Athlete's debut album, Vehicles and Animals, may always have been a rank outsider to win the 2003 Mercury Music Prize, particularly when set against such high-profile competition as Coldplay, Radiohead and the eventual winner, Dizzee Rascal.

Athlete's debut album, Vehicles and Animals, may always have been a rank outsider to win the 2003 Mercury Music Prize, particularly when set against such high-profile competition as Coldplay, Radiohead and the eventual winner, Dizzee Rascal. Yet with the follow-up, Tourist, due for release at the end of this month and a clearly staunch audience support for this tour, it seems they may at least be avoiding the wilderness that has swallowed up so many nominees before them.

Two years ago - shortly after their initial buzz had died down - it might have been easy to write the Deptford quartet off as paler imitations of their labelmates Coldplay and consign them to the "whatever happened to...?" file for future reference. In fact, they haven't beefed up their repertoire considerably since then; the two stand-out features being, as ever, the singer-guitarist Joel Pott's chiming, slightly effeminate vocal tones and Tim Wanstall's relentlessly cheerful keyboard sound.

Beneath it all, Pott, Carey Willetts, the bassist, and Stephen Roberts, the drummer, create music that's as polished as you might expect from people who have jobbed in bands for years, yet recognisably devised from the same equation that every one of their contemporaries uses. They're not as skyscraping or genuinely affecting as Coldplay at their best, but neither are they as formulaic as Keane - that's both a critical summation and an encapsulation of their mid-table status in the pantheon of sensitive young men with recording contracts.

But what such an ambivalent description can't explain is the overwhelmingly positive response Athlete received here from their sell-out crowd. It wasn't merely the Friday-night camaraderie of getting to go and see a band, nor was it kept in check until the customary end-of-set biggie. "Devotional" is one word that applied from start to finish, and the football terrace sing-alongs that resulted during established hits such as "El Salvador" and "You Got the Style" even seemed to rock Pott back on his heels.

At one point, he performed the song "Vehicles and Animals" acoustically on his own, yet had to give up and turn the mic on the bellowing crowd half-way through. Gig moments such as this are not common, and Athlete are just as rare a beast - the sort of band who could welcome hard-bitten cynics and sceptics to a show and send them home with grudging smiles of acceptance by the night's end.

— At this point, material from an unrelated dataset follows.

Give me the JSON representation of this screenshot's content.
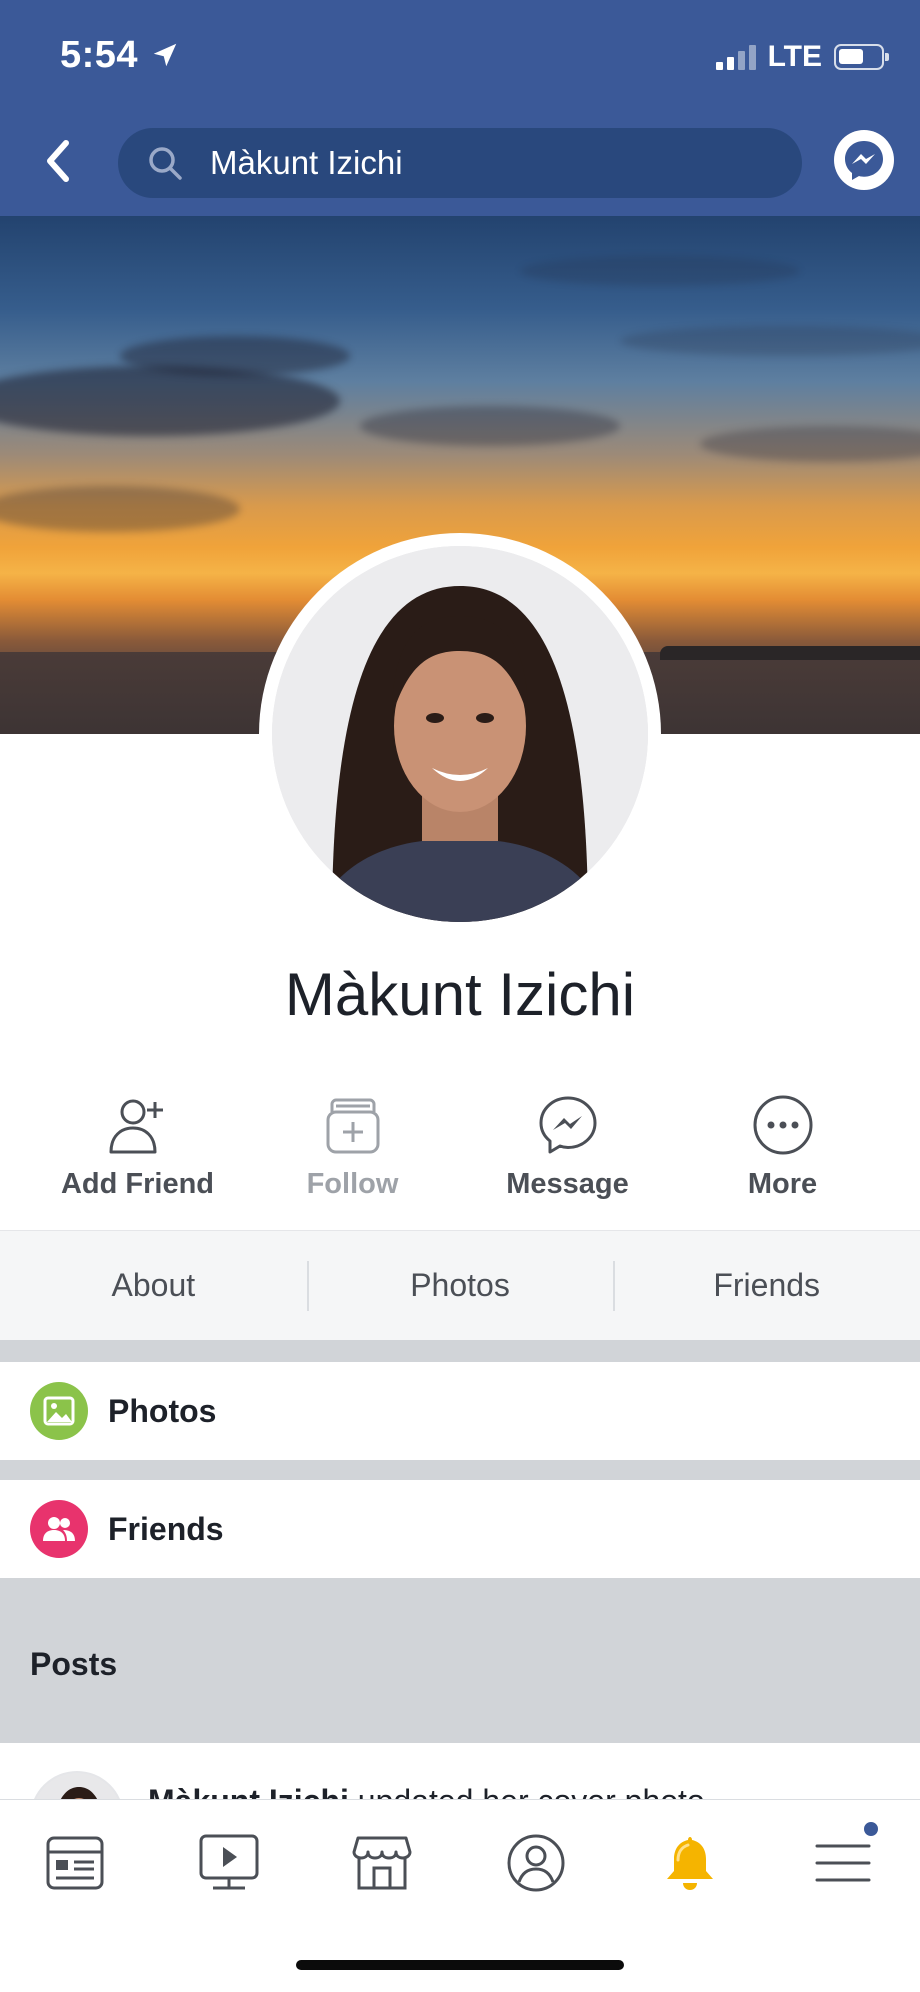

Of course, no one will accuse them of being hugely innovative or original (excerpts from the new album such as "Wires" and "Twenty Four Hours" are resonant and pleasant but certainly more of the same). But then, you do hope that 2005 is the year they go on to establish themselves in their own right, beyond the perilous tag of "one-time Mercury nominee". On a cold and miserable Scotch night, they still succeeded in bringing genuinely warm smiles to the faces of their fans, and any band who clearly affects people so deserves to endure.